For a moment I feel like I’m watching a Mideast peace report on TV and everything is hopeless. I even fantasize about tackling Richard before he closes our door and pilfering at least one of the near-empty drinks from his hands. Instead, I say, “It’s all right, Nancy. GVH is just a new minor detour. You’re flexible, right?”
“I guess I still have leukemia, don’t I?”
Minutes later, our attending physician, Dr. Pulsipher, entered the room and confirmed our new concern: “We need to be sure about what’s happening to Nancy’s GI system, Winnie. We probably should do a colonoscopy as soon as we can reverse her blood thinners. If at all possible, we’ll shoot for tomorrow. I’ve already talked with Dr. Herbst, a gastroenterologist who works with our patients, and asked him to biopsy Nancy’s bowel. The pathologists can look at the tissue to see if immune cells are attacking it and then we can be sure about the diagnosis.”
“And if it’s GVH?” I whisper so as not to awaken Nancy.
“We will begin treatment. GVH is graded from one to four, with one being mild. If it’s mild GVH, we will simply rest her gut. If the grade is above one, we will start steroids.”
I sank very low in my chair as I heard this not welcome news.
“Remember, we expected Nancy to have GVH sometime and somewhere. Today is day fifty-two post-transplant. Again, let me remind you that it would be very common for her to have it.”
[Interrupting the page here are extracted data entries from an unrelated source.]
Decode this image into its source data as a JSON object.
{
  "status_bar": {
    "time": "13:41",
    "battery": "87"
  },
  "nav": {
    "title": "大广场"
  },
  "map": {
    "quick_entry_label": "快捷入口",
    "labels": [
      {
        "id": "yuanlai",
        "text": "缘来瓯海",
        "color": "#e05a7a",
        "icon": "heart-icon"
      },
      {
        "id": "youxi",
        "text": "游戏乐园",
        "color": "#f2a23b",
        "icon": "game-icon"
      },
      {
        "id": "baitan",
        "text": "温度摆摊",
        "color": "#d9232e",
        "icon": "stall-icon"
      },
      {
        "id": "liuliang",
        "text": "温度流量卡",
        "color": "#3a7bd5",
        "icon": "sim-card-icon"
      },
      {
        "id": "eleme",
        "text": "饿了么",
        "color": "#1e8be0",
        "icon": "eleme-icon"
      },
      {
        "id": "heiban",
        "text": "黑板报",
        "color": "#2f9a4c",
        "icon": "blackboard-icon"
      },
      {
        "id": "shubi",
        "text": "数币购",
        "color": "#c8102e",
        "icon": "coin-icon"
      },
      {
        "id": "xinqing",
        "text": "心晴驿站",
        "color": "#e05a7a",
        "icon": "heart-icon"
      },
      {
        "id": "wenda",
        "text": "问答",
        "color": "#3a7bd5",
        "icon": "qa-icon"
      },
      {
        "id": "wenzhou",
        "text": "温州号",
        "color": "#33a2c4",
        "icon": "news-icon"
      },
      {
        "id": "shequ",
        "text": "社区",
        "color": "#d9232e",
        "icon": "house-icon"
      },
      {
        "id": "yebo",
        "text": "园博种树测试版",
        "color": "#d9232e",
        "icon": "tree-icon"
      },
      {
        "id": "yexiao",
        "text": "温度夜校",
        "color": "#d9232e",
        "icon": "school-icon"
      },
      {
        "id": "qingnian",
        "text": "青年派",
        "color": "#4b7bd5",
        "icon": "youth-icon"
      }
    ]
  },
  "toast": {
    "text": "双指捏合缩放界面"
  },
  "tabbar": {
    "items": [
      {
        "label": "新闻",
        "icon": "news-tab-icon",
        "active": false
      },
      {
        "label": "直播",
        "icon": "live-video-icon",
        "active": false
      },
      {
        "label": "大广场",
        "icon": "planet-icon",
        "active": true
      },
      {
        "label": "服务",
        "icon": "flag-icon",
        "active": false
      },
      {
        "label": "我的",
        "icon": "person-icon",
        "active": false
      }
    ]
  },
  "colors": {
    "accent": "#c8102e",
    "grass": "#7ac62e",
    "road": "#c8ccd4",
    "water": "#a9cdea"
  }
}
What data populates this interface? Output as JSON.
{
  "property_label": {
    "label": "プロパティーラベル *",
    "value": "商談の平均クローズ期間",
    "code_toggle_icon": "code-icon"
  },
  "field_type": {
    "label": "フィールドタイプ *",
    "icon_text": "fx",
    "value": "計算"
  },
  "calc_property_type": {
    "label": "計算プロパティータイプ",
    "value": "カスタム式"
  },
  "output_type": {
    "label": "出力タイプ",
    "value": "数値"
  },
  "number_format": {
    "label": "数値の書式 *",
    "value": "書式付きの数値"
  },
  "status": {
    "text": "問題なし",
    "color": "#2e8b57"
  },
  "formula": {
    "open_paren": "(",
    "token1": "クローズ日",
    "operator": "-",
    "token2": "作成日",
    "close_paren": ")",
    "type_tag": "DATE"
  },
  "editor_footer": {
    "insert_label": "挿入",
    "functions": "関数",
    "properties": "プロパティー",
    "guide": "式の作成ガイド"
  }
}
The next night, Nancy slept better than I did and we had far fewer “dances.” The good news is that her temperature remained normal for the entire night. So I left for work in the morning and headed to the mountains tired but encouraged and cautiously optimistic. Then several hours later, between seeing patients, I received a different update when I checked in with Jayna.
“Well, Dadder, Mom is feeling bad again. Her fever is back. The doctors are still worried about GVH. They want to study the upper part of her bowel on Monday if things don’t turn around.”
It has been a week of ups and downs. And this morning, Nancy expressed her disappointment and sadness. She described doubts and demons that constantly lurk in the back of her mind. Yet, like always, she recovered with new resolve and her incredible capacity to think of others.
“Winnie, now that I’ve gotten that off my chest, you know what I’m thinking? Everyone should be enjoying Christmas, not worrying about me. Maybe you, Jayna, and Jaret should go to Woodland for Christmas. What do you think?”
What do I think?
I think I have an incredible partner. I think that today I will try not to worry. I will just enjoy her company. And I think we will laugh at the thought of spending time away from Nancy during the holidays.
Summary: Nancy’s fever slowly disappeared early this week. We have no answers as to why the fever came or what caused it. With no evidence of infection, our path took a different turn. Our new worry is graft-versus-host (GVH) disease. A colon biopsy was another dead end, but Nancy’s symptoms continue and her fever is back.